I am sitting on the bank of a river in the middle of Dartmoor in Devon all camouflaged up with my camera waiting for Dippers or Grey Wagtails to appear. I walked, without my camera doh!, this stretch of river a week or so ago and spotted eight dippers. I have been waiting now for over four hours in beautiful light and I’ve not seen one, in fact I have seen no wildlife at all apart from a few Dartmoor ponies if you can call them wildlife. The joys of being a wildlife photographer!
Is it just me or do others have a similar problem? I have 3 days off each weekend as I work 4 X 10 hours so I plan my days off, computer work half a day, home jobs the other half, photography one day and going out, or home jobs, with my wife on the other. Recently every photography day I planned has been wet with dark grey light. Then when I get back to work on Monday the weather is great, really frustrating.
I call post processing “computer work” and it is an evil necessity to know and understand this process in today's digital photography world if you want to show off your photos to the highest standard.

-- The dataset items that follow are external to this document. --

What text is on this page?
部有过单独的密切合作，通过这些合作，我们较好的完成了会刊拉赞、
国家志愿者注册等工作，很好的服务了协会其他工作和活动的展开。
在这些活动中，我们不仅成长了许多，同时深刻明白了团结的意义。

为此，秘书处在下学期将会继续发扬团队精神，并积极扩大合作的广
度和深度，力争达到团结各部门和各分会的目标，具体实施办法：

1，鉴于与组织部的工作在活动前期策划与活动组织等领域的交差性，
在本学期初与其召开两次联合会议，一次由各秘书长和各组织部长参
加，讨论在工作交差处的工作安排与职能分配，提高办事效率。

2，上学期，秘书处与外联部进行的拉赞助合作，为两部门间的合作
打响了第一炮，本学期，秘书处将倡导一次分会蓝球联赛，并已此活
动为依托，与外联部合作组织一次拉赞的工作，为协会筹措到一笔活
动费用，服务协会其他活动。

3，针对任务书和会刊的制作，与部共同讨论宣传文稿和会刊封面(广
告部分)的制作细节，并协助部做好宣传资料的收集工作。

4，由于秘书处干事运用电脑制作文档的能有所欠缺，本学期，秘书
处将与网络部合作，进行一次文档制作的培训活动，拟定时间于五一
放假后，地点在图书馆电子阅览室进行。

In the days of yore, I remember them well; to process your film you had to have a darkroom with all the equipment that entailed, enlarger, tanks, water, chemicals etc. I still had all mine until recently but the only things I've kept are a few items that I could use for something else. Today's “darkroom” is a computer and some software used in any old room, not the attic which is where I, like a lot of other people, had their darkroom freezing in the winter and boiling in the summer. The computer can be a desktop or a laptop either a PC or a Mac. There is a lot of post processing software around but I, like most people, use Lightroom and Photoshop. In actual fact I use about 40% of what Lightroom can do and about 10% of Photoshop. Lightroom was developed for photographers whereas Photoshop was mainly developed for digital artists but photographers can use it to process their images. I find both easy to use but I don't need or use everything they are capable of doing. I use Lightroom to process my RAW images and as a database. Some people think the database is a bit old in the tooth and should be updated but it does what I want it to do so I’m happy. Yes I shoot in RAW because I want to process my photos and not let my camera’s computer do it and also because I want to start with as much information as possible rather than letting my camera throw away most of it and turn my photo into a jpg. I then use Photoshop to adjust the image to how I want it and to print the image if I wanted it printed.
PART OF THIS BLOG HAS BEEN TAKEN AWAY FOR UPDATING - PLEASE SEE A FUTURE BLOG FOR THE UPDATE.
That's the Lightroom part of my post processing done so I then transfer the image to Photoshop to complete the works and this will be covered in next week’s Blog.
This Blog has taken me nearly two hours to write and in that time I still have not seen any wildlife. The light is still good but it has turned very cold as the sun will set in about another hour. No wildlife today but there is always tomorrow.